I've noticed that many readers naturally assume that: 1) My heroine should be shocked, outraged and disgusted at being asked to marry a man who openly and honestly admits to being bisexual (or gay, as he sees himself then); and 2) Since same-sex activity between men was a capital offense, shouldn't all the gay male characters be cowering, timid little worms instead of the rather forceful and masculine gay blades I wrote them as?

If you're interested, you can click here for the answers

1) Just because the zeitgeist is whatever it is, doesn't mean that every individual feels the same way. There will always be some people more accepting of what is taboo to the majority. I imagined a heroine who, like me, likes--no, adores--seeing men together (and thinking about it, etc.) There's no reason to suppose such women didn't exist two hundred years ago, and in fact there's quite a bit of evidence that they did. Part of the fun of writing a romance is imagining the two people who make up the perfect couple finding each other, often through luck, without knowing at first how right they are for each other. Phyllida, my heroine, only discovers how enjoyable being married to a "gay" husband is after the fact.

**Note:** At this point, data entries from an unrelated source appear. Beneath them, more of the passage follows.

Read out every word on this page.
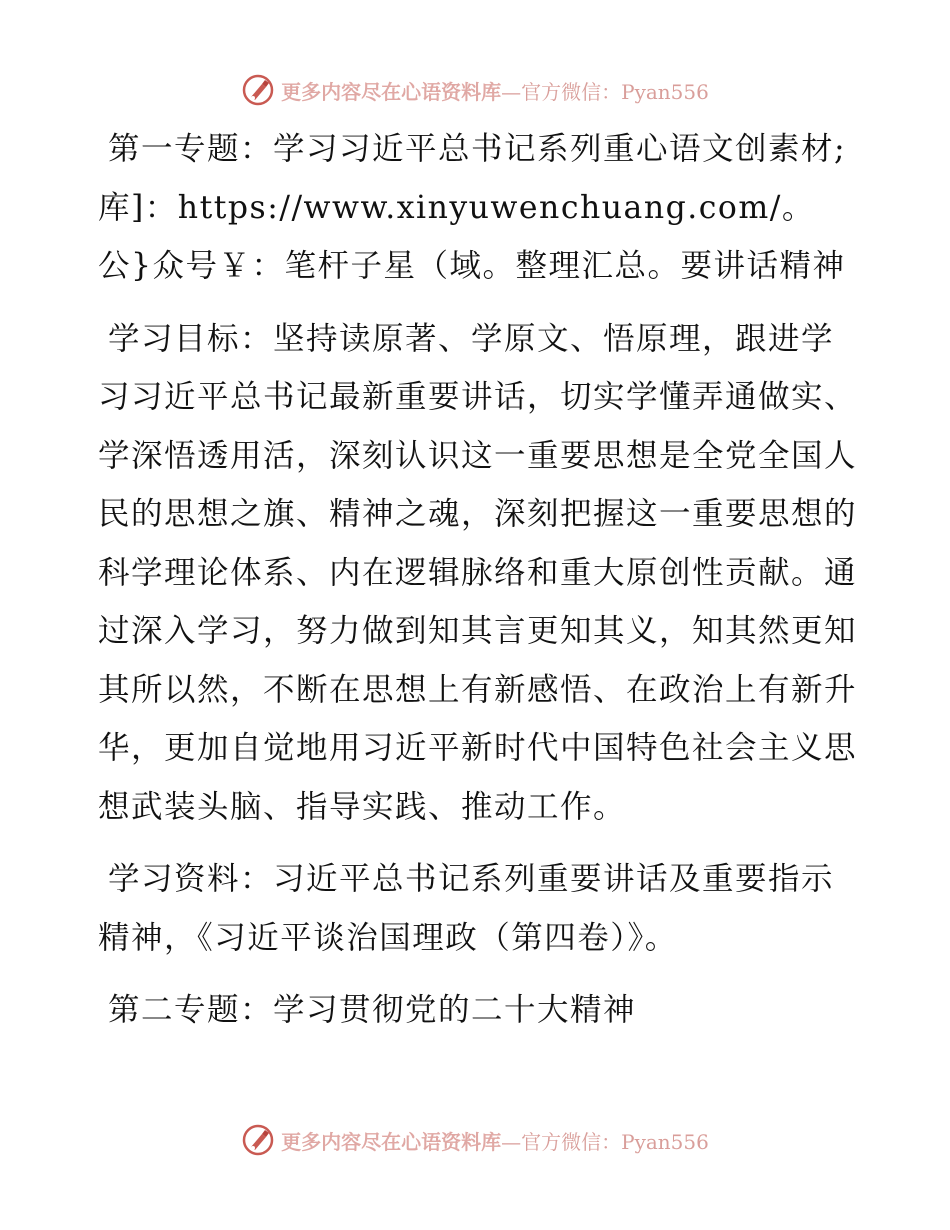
更多内容尽在心语资料库—官方微信：Pyan556

第一专题：学习习近平总书记系列重心语文创素材;库]：https://www.xinyuwenchuang.com/。公}众号￥：笔杆子星（域。整理汇总。要讲话精神

学习目标：坚持读原著、学原文、悟原理，跟进学习习近平总书记最新重要讲话，切实学懂弄通做实、学深悟透用活，深刻认识这一重要思想是全党全国人民的思想之旗、精神之魂，深刻把握这一重要思想的科学理论体系、内在逻辑脉络和重大原创性贡献。通过深入学习，努力做到知其言更知其义，知其然更知其所以然，不断在思想上有新感悟、在政治上有新升华，更加自觉地用习近平新时代中国特色社会主义思想武装头脑、指导实践、推动工作。

学习资料：习近平总书记系列重要讲话及重要指示精神，《习近平谈治国理政（第四卷）》。

第二专题：学习贯彻党的二十大精神

更多内容尽在心语资料库—官方微信：Pyan556
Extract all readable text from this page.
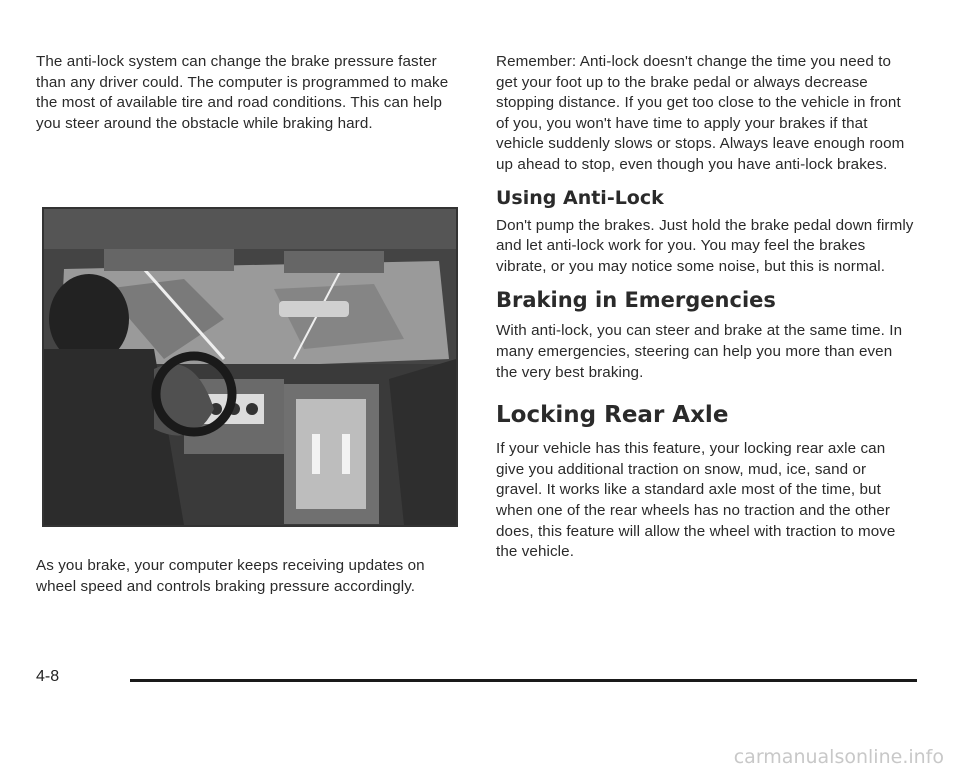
The anti-lock system can change the brake pressure faster than any driver could. The computer is programmed to make the most of available tire and road conditions. This can help you steer around the obstacle while braking hard.

As you brake, your computer keeps receiving updates on wheel speed and controls braking pressure accordingly.

Remember: Anti-lock doesn't change the time you need to get your foot up to the brake pedal or always decrease stopping distance. If you get too close to the vehicle in front of you, you won't have time to apply your brakes if that vehicle suddenly slows or stops. Always leave enough room up ahead to stop, even though you have anti-lock brakes.

Using Anti-Lock

Don't pump the brakes. Just hold the brake pedal down firmly and let anti-lock work for you. You may feel the brakes vibrate, or you may notice some noise, but this is normal.

Braking in Emergencies

With anti-lock, you can steer and brake at the same time. In many emergencies, steering can help you more than even the very best braking.

Locking Rear Axle

If your vehicle has this feature, your locking rear axle can give you additional traction on snow, mud, ice, sand or gravel. It works like a standard axle most of the time, but when one of the rear wheels has no traction and the other does, this feature will allow the wheel with traction to move the vehicle.

4-8
carmanualsonline.info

2) OK, yes, I made my male characters a little more open about their sexuality, and braver, than the strictest realism might suggest. Part of what I was doing, as Harriet Klausner noted in her review on Amazon.com, was satirizing the hypocrisy of society, then and now. Most of these characters are wealthy and upper class. They've grown up not apologizing to anybody for anything. My guys aren't out doing it in public; they have their fun in their club and mix with straight society the rest of the time. So long as they don't "frighten the horses," or create some great scandal, the rest of society will leave them alone. Like now, most of the instances in which the anti-sodomy laws were enforced involved some ulterior motive, personal or political.